Tragedi Kanjuruhan dan Bonek Pemilik Persebaya

Tragedi Kanjuruhan dan Bonek Pemilik Persebaya

-Ilustrasi: Reza Alfian Maulana-Harian Disway-

TRAGEDI Kanjuruhan yang menewaskan 130 Aremania –data resmi– sungguh membuat kita semua berduka. Namun, di balik itu, ada banyak pelajaran yang harus kita petik untuk perbaikan ke depan. 

Harus diakui, salah satu penyebab terjadinya tragedi tersebut adalah fanatisme suporter terhadap klub yang didukungnya. Tentu ditambah tata kelola penyelenggaraan pertandingan dan pengamanan yang jauh dari sempurna. Bahkan, bisa dibilang lemah. 

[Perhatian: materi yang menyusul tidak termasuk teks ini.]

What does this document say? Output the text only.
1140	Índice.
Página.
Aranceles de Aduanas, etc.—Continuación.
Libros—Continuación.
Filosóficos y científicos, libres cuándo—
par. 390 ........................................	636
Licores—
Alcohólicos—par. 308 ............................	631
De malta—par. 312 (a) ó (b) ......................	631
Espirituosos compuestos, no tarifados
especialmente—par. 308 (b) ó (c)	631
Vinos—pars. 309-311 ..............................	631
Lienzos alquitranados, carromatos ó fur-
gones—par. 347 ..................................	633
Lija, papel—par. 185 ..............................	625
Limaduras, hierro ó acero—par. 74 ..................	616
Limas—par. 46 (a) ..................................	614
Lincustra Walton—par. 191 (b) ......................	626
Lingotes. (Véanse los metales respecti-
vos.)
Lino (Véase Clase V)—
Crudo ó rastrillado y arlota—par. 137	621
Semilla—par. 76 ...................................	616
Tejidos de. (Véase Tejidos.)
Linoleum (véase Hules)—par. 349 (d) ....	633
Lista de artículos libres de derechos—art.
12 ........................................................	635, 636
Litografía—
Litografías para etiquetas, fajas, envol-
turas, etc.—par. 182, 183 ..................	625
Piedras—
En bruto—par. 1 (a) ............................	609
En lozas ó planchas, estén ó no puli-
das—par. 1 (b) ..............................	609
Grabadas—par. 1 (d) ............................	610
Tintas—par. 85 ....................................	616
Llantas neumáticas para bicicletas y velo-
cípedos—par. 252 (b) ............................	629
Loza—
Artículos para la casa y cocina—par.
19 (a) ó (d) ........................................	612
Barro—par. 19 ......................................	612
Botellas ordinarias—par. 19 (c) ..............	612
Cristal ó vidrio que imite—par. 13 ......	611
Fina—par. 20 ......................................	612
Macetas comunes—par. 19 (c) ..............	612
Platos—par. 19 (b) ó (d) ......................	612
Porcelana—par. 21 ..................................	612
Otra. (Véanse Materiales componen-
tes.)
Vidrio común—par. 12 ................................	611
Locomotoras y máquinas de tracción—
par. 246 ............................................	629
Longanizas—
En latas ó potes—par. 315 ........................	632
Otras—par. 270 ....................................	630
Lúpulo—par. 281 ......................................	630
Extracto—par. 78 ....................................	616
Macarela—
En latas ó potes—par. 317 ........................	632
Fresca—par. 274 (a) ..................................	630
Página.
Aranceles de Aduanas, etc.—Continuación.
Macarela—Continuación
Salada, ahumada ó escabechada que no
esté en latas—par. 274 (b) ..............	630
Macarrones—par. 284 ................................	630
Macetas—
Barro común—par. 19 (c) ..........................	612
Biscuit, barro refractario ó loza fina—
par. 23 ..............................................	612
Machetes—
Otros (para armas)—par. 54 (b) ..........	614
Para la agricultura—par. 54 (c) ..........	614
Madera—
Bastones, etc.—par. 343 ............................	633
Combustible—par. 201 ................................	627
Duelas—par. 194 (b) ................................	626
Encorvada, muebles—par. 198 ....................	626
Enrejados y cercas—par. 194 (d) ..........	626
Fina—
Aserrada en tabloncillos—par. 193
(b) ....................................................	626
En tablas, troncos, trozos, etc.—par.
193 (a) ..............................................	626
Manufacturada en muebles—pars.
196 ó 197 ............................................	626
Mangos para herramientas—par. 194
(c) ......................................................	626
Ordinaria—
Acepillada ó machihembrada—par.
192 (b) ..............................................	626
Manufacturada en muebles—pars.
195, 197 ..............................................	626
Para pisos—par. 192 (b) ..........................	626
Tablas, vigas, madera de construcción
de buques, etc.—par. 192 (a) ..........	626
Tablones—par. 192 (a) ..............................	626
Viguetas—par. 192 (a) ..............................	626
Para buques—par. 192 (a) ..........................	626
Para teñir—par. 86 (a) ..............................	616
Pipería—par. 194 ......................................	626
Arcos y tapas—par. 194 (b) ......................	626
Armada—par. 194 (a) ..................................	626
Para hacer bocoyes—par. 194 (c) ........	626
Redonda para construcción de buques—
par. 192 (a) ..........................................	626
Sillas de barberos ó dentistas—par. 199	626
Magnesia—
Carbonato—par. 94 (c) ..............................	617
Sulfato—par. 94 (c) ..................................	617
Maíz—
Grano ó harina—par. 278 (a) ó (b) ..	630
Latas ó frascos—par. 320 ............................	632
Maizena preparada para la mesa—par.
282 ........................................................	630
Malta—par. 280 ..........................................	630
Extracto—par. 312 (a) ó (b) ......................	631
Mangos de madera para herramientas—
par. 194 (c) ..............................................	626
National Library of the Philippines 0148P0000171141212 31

Dua hal tersebut harus menjadi perhatian dalam membangun ekosistem sepak bola Indonesia dalam jangka panjang. Apalagi, ketika kita harus mengikuti arus besar untuk menjadikan bola sebagai bagian dari industri olahraga.

Profesionalitas, akuntabilitas, dan sportivitas masih perlu dikembangkan untuk membangun ekosistem industri sepak bola di Indonesia. Mulai federasi, klub-klub profesional, sekolah atlet, hingga kelompok-kelompok suporter bola.

Terkait dengan suporter bola, tampaknya perlu dipikirkan bagaimana merasionalisasikan fanatisme mereka terhadap klubnya? Bisakah fanatisme tersebut ditransformasikan dalam bentuk kepemilikan untuk menumbuhkan sense of belonging terhadap klub yang didukungnya.

Rasanya akan beda jika seorang suporter hanya menjadi fandom tanpa ikut memiliki klubnya. Kepemilikan akan bisa mendorong tanggung jawab terhadap keberlanjutan hidup klub. Karena itu pula, bisa mendorong suporter untuk bersikap sportif, siap menang dan siap kalah. 

 

BELAJAR DARI PERSEBAYA

Sebelum tragedi Kanjuruhan, Persebaya yang menjadi rival abadi Arema juga menghadapi fanatisme berlebihan dari sebagian Bonek. Itukah yang kemudian memicu aksi perusakan saat klub yang didukungnya kalah dalam laga kandang melawan RANS Nusantara di Stadion Delta, Sidoarjo, beberapa waktu lalu.

Peristiwa tersebut sempat memicu keputusan mundur Presiden Persebaya Azrul Ananda. Nah, pasca pernyataan mundurnya, muncul wacana tentang kepemilikan Persebaya. Sebab, terungkap persoalan kepemilikan klub kesayangan warga Surabaya itu. 

Dari sana, muncullah usulan kepemilikan Persebaya oleh Bonek. Bisakah Bonek menjadi pemilik Persebaya? Kenapa tidak. Banyak klub di Eropa yang sahamnya dimiliki suporternya. Di Indonesia pun mulai ada klub bola yang go public.

Seperti diketahui, pasca pernyataan mundurnya Azrul, terungkap bahwa saham PT Persebaya Indonesia (PI) yang menaungi Bajol Ijo akan dikembalikan kepada Koperasi Surya Abadi. Koperasi itu beranggota 20 klub dari 30 klub internal yang punya sejarah dengan Persebaya. 

Juga, terungkap bahwa semula PT Persebaya Indonesia dimiliki dua nama perseorangan. Ketika mengakuisisi Persebaya, dengan membayar Rp 7,5 miliar, Azrul melalui PT DBL ternyata hanya punya hak kelola meski disebut memiliki 70 persen saham.

Jika itu benar, Persebaya tergolong perusahaan unik. Meski Persebaya tidak memiliki aset, pemilik saham mayoritas tidak punya hak khusus adalah aneh. Kecuali, PT DBL dari awal memang hanya menjadi perusahaan manajemen operasional. Kalau seperti itu, siapa sebenarnya pemilik Persebaya?